Application of artificial intelligence reading label system in diabetic retinopathy grading training of junior ophthalmologists and medical students
10.3760/cma.j.cn431274-20201025-01445
- VernacularTitle:人工智能阅片标注系统在低年资眼科医师及医学生糖尿病视网膜病变阅片培训中的应用
- Author:
Ruoan HAN
;
Weihong YU
;
Huan CHEN
;
Mingyue LUO
;
Youxin CHEN
- From:
Journal of Chinese Physician
2021;23(5):650-653
- CountryChina
- Language:Chinese
-
Abstract:
Objective:To evaluate the efficiency of using artificial intelligence reading label system in diabetic retinopathy (DR) grading training among junior ophthalmologists and medical students.Methods:520 diabetic fundus images were randomly divided into 8 groups with 65 images in each group. 13 junior ophthalmologists and medical students were selected as the research objects. Each of them read 8 groups of pictures and evaluated the DR grading of each fundus image. The sensitivity, specificity and diagnostic test consistency (Q-kappa value) of grading results were analyzed with the DR grading given by 3 senior ophthalmologists as the gold standard.
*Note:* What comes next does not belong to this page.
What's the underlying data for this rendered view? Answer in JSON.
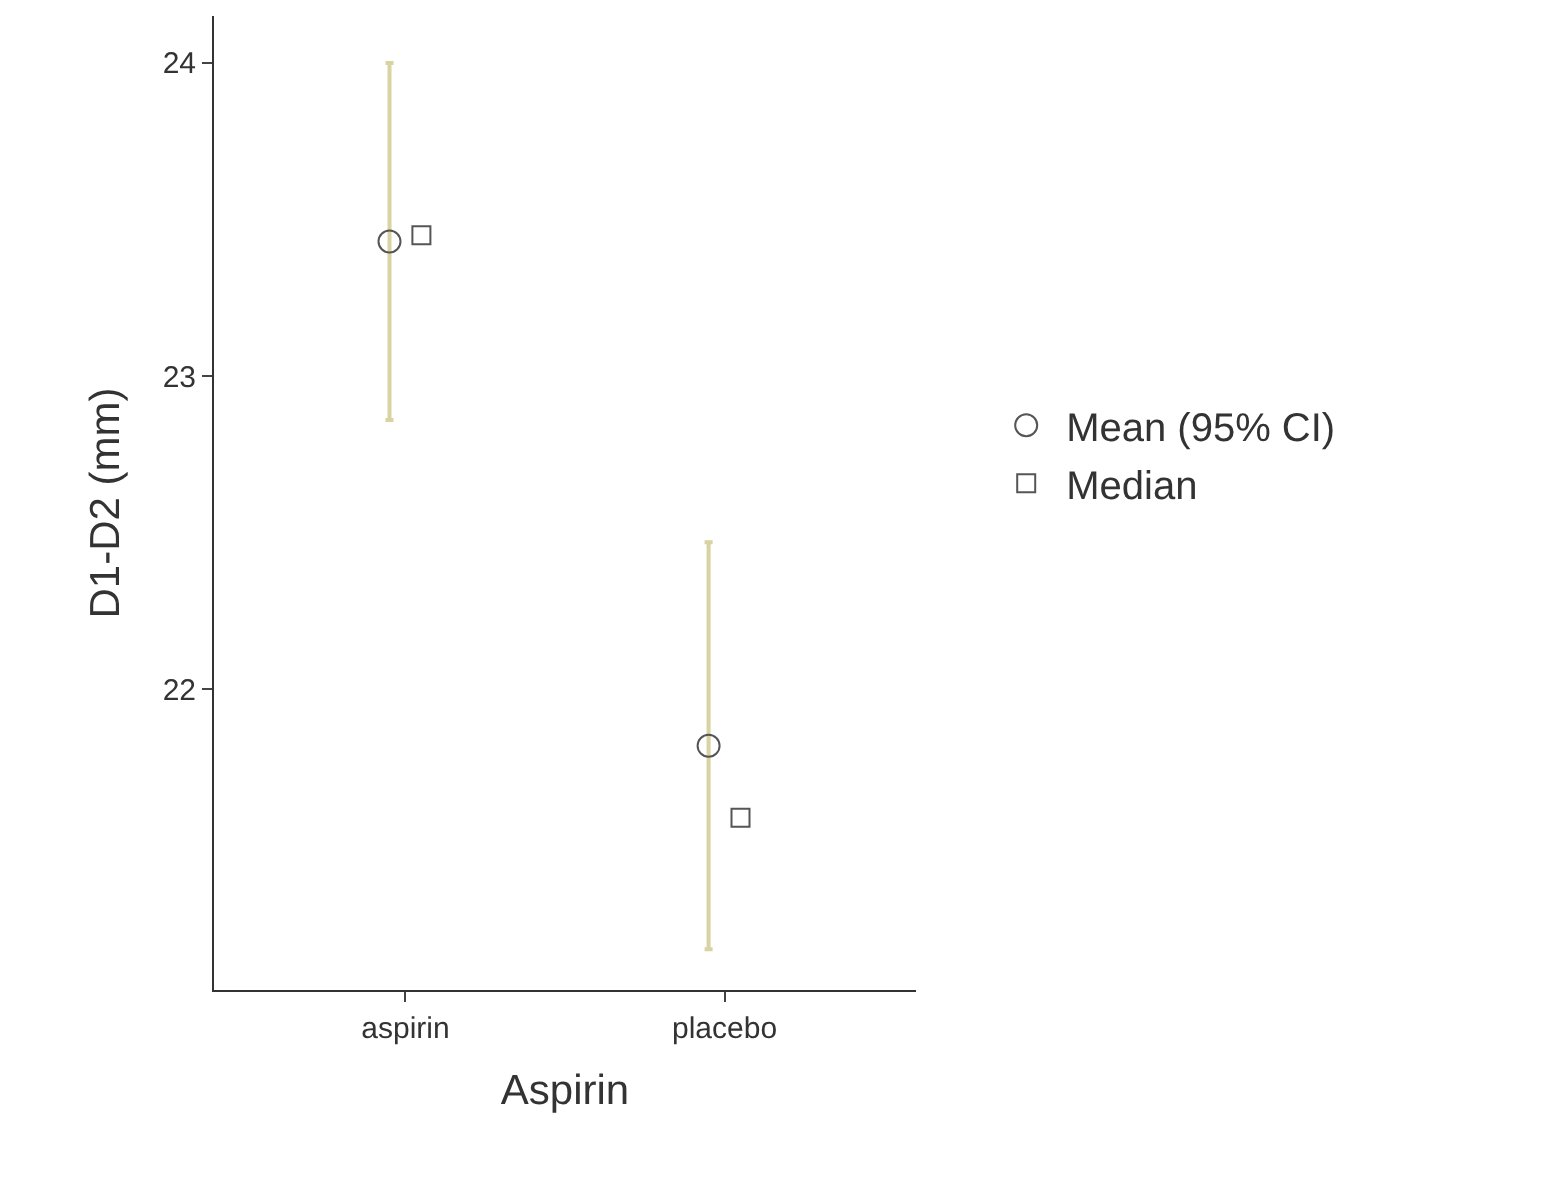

The average Q-kappa values of 13 subjects were compared between the first four times and the last four times.Results:Through 8 round reading, the average Q-kappa was elevated from 0.67 to 0.81. Average Q-kappa of round 1 to 4 was 0.77, and average Q-kappa of round 5 to 8 was 0.81. The participants were divided into two groups. Participants in group 1 were junior ophthalmologists and participants in group 2 were medical students. Average Q-kappa of group 1 was elevated from 0.71 to 0.76. Average Q-kappa of group 2 was elevated from 0.63 to 0.84.Conclusions:The artificial intelligence reading label system was a useful tool in training junior ophthalmologists and medical students in doing diabetic retinopathy grading.